Am Nachmittag blieben wir im historischen Stadtviertel Podil und schlenderten durch die vielleicht älteste Straße der Stadt - der steile Andreassteig, der wegen seiner Künsterl und Maler auch Kiewer Montmartre genannt wird. In der oberen Stadt sahen wir vom weiten die Andreas Kirche, die Namensgeberin der Straße, die wir wegen Restaurierung nicht besichtigen konnten. Auf dem Weg in die untere Stadt machten wir einen kleinen Abstecher zu einem der wunderschönsten Aussichtsplätze Kyjivs mit wunderbarem Blick auf den majestätischen Fluss und auf das linke, stark mit Platenbauten bebaute Ufer.

Ein Highlight des Tages war der Besuch des Bulkagow-Museums. Das war eine lehrreiche Reise in die Welt des Schriftstellers aus seiner Kiewer Zeit und wir hatten alle die Gelegenheit uns in den Protagonisten des Romans „Die Weiße Garde“ hineinzuversetzen.

Das Kulturprogramm des Tages beendeten wir mit einer Fahrt mit dem Funikulär zurück in die obere Stadt und anschließend mit dem Besuch der Nationalen Taras-Schevtschenko-Universität, in deren Hauptgebäude ein beeindruckendes Museum über die Geschichte der Universität untergebracht ist.

In unserer Freizeit hatte dann jeder die Stadt auf seine Art und Weise erkundet. Einige besuchten die tiefste U-Bahnstation der Welt, andere besorgten noch Souvenirs und Geschenke.

Alle bewunderten aber die unendlichen Parkanlagen und die wunderschönen Aussichtsplätze der Stadt, die nicht nur die Touristen anziehen.
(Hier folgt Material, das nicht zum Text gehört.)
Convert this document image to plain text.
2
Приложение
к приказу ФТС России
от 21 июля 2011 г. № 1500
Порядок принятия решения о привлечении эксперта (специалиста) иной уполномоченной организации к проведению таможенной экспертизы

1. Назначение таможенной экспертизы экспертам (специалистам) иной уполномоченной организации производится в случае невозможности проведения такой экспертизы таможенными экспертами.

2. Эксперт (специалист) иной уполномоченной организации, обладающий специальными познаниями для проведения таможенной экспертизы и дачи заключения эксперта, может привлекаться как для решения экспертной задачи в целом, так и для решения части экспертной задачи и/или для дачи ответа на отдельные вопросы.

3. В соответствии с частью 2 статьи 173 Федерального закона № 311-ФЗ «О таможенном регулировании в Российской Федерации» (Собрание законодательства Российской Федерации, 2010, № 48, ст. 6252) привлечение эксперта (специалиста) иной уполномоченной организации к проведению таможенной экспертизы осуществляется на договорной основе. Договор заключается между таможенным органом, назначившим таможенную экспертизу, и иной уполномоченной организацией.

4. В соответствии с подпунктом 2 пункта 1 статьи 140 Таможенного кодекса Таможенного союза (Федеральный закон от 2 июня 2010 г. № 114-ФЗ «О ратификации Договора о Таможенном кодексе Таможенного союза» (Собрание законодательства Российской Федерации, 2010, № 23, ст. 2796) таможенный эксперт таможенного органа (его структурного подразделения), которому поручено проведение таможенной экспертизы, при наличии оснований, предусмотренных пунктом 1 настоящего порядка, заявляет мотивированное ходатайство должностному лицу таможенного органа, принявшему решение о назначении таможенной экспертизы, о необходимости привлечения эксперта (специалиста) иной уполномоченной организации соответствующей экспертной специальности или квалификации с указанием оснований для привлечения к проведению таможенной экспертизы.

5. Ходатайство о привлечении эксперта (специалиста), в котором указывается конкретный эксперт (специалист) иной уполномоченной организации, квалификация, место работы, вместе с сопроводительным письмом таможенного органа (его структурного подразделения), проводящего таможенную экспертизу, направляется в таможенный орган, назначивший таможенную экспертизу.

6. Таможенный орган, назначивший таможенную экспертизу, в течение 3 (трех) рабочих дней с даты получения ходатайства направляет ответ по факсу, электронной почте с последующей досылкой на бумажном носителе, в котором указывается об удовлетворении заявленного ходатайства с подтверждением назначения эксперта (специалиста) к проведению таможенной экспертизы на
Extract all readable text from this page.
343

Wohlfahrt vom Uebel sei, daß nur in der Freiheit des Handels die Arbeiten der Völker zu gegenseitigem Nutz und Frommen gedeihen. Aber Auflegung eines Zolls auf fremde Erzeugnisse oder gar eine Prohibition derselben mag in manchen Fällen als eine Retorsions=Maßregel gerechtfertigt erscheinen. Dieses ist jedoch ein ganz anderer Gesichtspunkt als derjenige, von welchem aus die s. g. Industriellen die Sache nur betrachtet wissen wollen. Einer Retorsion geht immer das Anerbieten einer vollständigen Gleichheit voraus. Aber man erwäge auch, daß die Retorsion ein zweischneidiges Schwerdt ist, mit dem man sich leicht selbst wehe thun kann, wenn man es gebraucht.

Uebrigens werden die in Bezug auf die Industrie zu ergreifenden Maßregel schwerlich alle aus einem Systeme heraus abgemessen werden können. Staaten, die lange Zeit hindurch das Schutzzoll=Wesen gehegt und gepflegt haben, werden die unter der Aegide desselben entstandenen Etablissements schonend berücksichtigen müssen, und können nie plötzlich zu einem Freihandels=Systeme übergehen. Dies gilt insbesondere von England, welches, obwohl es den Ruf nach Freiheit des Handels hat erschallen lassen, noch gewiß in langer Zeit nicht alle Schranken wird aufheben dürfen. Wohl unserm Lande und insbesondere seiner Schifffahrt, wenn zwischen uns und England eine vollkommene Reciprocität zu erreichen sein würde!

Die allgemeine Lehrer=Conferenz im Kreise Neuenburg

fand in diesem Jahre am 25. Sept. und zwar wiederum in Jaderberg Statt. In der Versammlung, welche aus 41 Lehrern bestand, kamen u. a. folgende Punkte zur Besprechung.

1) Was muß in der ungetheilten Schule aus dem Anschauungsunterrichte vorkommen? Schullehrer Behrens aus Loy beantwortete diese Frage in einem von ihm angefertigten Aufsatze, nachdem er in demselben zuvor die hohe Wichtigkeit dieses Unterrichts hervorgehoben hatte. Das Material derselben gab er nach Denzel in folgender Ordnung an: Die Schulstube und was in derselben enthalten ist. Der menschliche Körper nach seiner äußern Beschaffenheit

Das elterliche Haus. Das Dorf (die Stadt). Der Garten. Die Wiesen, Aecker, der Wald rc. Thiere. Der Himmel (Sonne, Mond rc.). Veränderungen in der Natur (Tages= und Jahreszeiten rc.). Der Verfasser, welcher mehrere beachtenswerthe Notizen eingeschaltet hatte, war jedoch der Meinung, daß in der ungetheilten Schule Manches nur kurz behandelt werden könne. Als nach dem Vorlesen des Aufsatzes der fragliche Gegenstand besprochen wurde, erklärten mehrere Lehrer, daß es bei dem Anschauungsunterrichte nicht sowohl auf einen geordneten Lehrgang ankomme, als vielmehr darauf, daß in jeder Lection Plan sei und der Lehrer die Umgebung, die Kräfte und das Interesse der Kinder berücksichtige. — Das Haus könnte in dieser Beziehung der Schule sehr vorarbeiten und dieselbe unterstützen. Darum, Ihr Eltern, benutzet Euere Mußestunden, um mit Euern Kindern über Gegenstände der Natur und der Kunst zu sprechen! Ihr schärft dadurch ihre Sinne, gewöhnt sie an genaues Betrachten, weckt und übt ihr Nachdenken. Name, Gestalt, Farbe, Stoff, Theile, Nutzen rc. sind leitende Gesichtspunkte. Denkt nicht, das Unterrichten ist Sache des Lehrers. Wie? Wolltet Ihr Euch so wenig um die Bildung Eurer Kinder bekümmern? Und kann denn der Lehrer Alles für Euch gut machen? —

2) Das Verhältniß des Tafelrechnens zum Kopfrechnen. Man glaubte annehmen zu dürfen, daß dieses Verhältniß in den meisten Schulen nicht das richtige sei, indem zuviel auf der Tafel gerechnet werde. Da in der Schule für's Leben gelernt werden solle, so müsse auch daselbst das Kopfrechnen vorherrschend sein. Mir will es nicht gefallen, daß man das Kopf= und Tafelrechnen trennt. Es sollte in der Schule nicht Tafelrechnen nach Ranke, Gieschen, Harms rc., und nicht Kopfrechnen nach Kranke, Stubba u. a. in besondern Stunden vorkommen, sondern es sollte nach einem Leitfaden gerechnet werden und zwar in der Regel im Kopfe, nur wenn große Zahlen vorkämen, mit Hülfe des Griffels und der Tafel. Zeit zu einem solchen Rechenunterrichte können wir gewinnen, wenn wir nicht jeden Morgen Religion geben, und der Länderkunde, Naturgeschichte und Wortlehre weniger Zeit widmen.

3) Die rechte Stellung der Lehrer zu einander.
Die Hügel am rechten Ufer des Dnipro sind sehr beeindruckend und eröffnen tolle Aussichten auf das sonst relativ flache Land.

Spät am Abend probierten alle zum letzten mal das einheimische Bier und das ukrainische Essen bevor wir am nächsten Tag mit schweren Herzen unsere Reise beendeten.

Immer noch erinnern sich alle an das meistgesungene ukrainische Lied und haben vielleicht schon einige typisch ukrainische Rezepte ausprobiert. Für mich persönlich eine große Überraschung war die ukrainische Sprache. Ich hätte nie gedacht, dass sie sich so viel vom Russischen unterscheidet und manchmal so „unverständlich“ sein kann. Überraschend war auch wie „grün“ eigentlich Kyjiv ist. Und nicht zuletzt muss man die zahlreichen Kirchen und Kathedralen erwähnen. So weit das Auge reicht, reihen sich die goldenen Kuppeln.

Grün, gold und blau waren die Farben in Kyjiv. So werden wir die Metropole am Dnipro in Erinnerung behalten.